The pivot to distance learning has put new stresses on the county's 40 public school districts. Local schools, many of them with lean budgets, are scrambling to acquire technological resources to get every student online. More than two weeks into remote instruction, some children still need a computer and reliable internet access.
For Kurada, who works in the Cotati-Rohnert Park Unified School District, it's meant unexpectedly becoming a YouTube teacher overnight.
“My goal is to sustain learning, but also bring them joy,” he said. “It's really hard. But if I can make them smile, I know I'm doing my due diligence at this time.”
Teachers have had to rethink their roles and how they approach teaching in this new environment. Each is weighing how much they force the issue of education with families experiencing compounding hardships, like job losses, as they remain mostly at home under a county public health emergency order.
Most school districts are measuring online class attendance through student participation. Santa Rosa, the county's largest district with 16,000 students, and others have adopted emergency policies that prevent a child's grades from slipping during distance learning. As a result, teachers have few levers to compel cooperation and daily student attendance.
Some educators fear students could fall through the cracks during the absence of a daily school routine with in-person instruction.
“It's a humongous shift in the way we operate a school system,” Santa Rosa City Schools Superintendent Diann Kitamura said.
Getting every student the tools they need for long-term remote learning has required a herculean effort, forcing districts around the county to make unanticipated purchases and then figure out how to distribute the gear to students.
For example, the Santa Rosa school district has spent $1.5 million on about 5,000 Google Chromebook laptops and 2,000 mobile hot spots to provide internet access to students who lack them, district spokeswoman Beth Berk said.
The extra expenses come as numerous county school districts face shrinking budgets. In Santa Rosa alone, officials have been working to close a nearly $13 million deficit, and state financial assistance for distance learning has so far been “small in comparison to what we are spending on technology,” Berk said.
Some districts, like Petaluma City Schools, already had made great progress to incorporate technology into the classroom.
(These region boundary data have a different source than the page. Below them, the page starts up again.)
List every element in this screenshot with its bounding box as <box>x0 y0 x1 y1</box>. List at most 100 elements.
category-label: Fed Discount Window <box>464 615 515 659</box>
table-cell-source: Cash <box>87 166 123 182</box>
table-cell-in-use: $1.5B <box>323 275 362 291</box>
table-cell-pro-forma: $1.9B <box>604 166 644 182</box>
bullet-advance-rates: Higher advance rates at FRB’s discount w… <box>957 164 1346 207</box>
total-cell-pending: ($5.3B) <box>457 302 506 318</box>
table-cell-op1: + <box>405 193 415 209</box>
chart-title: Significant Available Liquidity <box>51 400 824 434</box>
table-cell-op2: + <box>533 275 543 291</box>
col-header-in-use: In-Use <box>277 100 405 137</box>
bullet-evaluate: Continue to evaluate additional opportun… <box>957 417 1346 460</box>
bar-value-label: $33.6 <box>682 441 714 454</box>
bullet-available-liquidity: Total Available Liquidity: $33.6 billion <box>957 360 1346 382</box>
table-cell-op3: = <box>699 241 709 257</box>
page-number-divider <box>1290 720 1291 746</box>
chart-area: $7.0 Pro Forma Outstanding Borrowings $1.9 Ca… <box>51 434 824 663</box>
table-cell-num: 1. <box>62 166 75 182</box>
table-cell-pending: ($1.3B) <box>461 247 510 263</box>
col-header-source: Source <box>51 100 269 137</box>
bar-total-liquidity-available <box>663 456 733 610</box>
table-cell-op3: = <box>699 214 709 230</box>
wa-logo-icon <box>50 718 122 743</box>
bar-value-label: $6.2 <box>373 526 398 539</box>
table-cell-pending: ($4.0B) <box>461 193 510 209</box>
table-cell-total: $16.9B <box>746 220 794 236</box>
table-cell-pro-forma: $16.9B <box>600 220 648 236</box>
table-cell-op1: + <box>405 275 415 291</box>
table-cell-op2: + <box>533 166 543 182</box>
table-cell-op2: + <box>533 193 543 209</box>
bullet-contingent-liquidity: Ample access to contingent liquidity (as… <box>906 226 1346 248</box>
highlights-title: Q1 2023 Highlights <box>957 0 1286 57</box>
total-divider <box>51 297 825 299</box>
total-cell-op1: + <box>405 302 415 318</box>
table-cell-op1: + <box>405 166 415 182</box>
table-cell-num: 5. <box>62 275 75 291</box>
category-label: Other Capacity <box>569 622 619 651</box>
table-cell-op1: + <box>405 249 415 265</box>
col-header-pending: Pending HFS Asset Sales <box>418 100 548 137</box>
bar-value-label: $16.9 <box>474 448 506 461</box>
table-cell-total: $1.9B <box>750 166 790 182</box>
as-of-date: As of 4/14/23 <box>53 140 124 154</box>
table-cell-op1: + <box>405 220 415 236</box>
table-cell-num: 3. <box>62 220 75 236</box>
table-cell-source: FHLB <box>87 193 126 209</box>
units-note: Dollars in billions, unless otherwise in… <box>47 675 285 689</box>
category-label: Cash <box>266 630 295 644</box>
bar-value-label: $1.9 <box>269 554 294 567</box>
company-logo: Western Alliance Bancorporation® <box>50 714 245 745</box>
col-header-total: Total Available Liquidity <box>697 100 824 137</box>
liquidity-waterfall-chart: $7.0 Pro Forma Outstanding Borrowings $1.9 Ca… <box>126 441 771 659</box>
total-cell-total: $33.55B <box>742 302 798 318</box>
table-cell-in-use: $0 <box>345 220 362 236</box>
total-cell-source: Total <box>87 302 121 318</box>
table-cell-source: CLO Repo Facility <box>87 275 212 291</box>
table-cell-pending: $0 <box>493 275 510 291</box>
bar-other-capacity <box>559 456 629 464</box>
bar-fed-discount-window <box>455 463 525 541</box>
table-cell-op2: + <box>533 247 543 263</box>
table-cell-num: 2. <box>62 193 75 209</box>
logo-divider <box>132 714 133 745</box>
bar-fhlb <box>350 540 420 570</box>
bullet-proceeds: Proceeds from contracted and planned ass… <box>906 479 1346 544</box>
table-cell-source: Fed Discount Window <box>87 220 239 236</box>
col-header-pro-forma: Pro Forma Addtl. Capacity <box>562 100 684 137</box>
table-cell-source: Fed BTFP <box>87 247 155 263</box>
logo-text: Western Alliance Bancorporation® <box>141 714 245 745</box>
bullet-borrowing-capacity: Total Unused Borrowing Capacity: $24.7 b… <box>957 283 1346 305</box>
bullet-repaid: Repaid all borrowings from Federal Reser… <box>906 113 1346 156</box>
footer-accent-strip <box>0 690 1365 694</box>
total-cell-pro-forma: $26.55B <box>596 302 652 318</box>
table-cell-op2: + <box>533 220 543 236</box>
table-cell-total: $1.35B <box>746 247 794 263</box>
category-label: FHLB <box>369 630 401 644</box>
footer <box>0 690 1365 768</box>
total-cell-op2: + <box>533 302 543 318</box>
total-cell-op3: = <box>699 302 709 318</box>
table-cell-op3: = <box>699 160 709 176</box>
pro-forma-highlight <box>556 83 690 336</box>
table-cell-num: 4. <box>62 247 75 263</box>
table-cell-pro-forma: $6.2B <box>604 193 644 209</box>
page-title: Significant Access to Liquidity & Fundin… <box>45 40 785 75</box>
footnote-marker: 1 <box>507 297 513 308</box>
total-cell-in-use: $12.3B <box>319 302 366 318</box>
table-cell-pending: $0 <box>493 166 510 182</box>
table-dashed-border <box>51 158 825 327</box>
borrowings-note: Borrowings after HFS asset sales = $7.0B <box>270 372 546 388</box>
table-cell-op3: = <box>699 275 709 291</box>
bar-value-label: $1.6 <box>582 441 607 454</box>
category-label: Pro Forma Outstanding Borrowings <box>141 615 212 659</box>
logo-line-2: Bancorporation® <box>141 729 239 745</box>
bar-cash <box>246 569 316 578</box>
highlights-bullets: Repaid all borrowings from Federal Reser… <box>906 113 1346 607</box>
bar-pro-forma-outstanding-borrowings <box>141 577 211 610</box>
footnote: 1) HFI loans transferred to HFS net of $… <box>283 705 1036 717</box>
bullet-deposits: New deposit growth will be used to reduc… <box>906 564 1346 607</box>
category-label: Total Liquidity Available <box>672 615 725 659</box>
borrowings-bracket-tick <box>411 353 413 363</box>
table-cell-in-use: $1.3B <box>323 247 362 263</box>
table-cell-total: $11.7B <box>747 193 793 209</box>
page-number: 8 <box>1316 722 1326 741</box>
All students have either an iPad or Chromebook thanks to a series of bond measures approved by voters in 2014.
Most complications with distance learning for the county's second-largest school district have been logistical, or with its drive-thru meal service, Petaluma Assistant Superintendent Cliff DeGraw said. Petaluma teachers now are applying years of professional development with a purpose.
“I think we're in a unique position,” DeGraw said. “We've been practicing for this for four or five years. We just didn't know it.”
Still, for every school district the biggest hurdle has been reliable internet access for students, especially in rural parts of the county like Two Rock and Cazadero where there is no cell signal or an obsolete telecommunications network, said Matt O'Donnell, technology and innovation specialist for the Sonoma County Office of Education.
Companies like Sonic, Comcast and Google have offered free internet or increased broadband capacities to help remote instruction. But that does little for communities that have lacked connection to the internet because they fall outside existing networks of digital providers, O'Donnell said.